Atatürk yurt gezilerenin
birinde Samsun’a da uğramıştı. Her ocak başında kondu,konuştu. Lisede de
sınıflara girip çıktı.O yıllarda rahmetli Hasan Ali YÜCEL Bakanlık Müfettişi ,
Eflatun Cem GÜNEY de yönetici olarak müfettişin emirlerinde çalışıyordu.
Araştırmacı yazar Eflatun Cem GÜNEY anılarında,
Samsun’da bir lisede geçen olayda, Atatürk Coğrafya dersinde çocuklardan
birisine yurt haritası çizdirir. Tahtada bulunan çocuk kendisine güvenen bir
rahatlıkla tebeşiri yürüttü,yürüttü ve umulmadık bir çabuklukla yurt haritasını
yazı tahtası üzerinde çizgileştirdi. Atatürk şöyle bir baktı. Sonra
tatlı,yumuşak bir sesele “Oğlum,dedi; Şu senin
haritada bir yıllık yurt parçası sınırlarımızın dışında kaldı.”

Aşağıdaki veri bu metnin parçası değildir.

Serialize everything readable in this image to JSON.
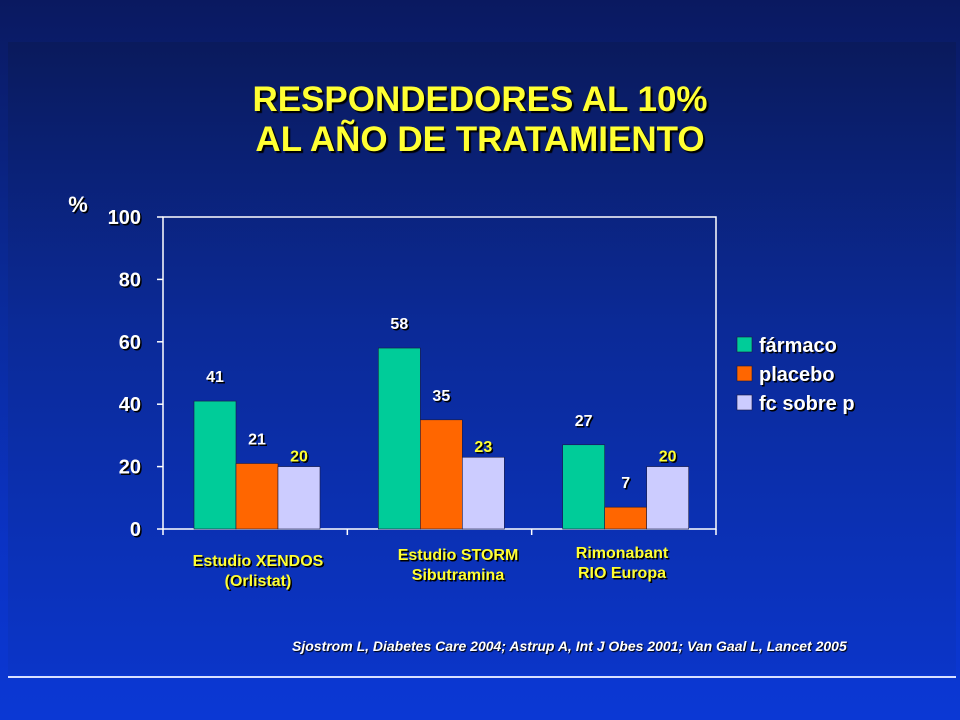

Bu tomurcuk yavrunun körpe zekası bir çift mavi gözle
kamaşmıştı. Bilerek bilmeyerek tebeşiri uzattı. Atatürk’de
çocuğun titreyen parmaklarından aldı. Ve güney sınırlarımızı düzeltti. Herkes
göz kulak kesilmişti, çizdiği sınır Hatay topraklarından geçiyordu.
Çocuğa döndü :
“Böyle olmayacak mı ?
dedi. Bu küçük çocuk büyük bir cevap verdi. “SINIRLARIMIZ ÇİZDİĞİNİZ
YERDEN GEÇER” işte bu sorgu ,bu cevap yalnız o sınıfın değil bütün milletin
yüreğini tutuşturan yeni bir ülkü meşalesi oldu.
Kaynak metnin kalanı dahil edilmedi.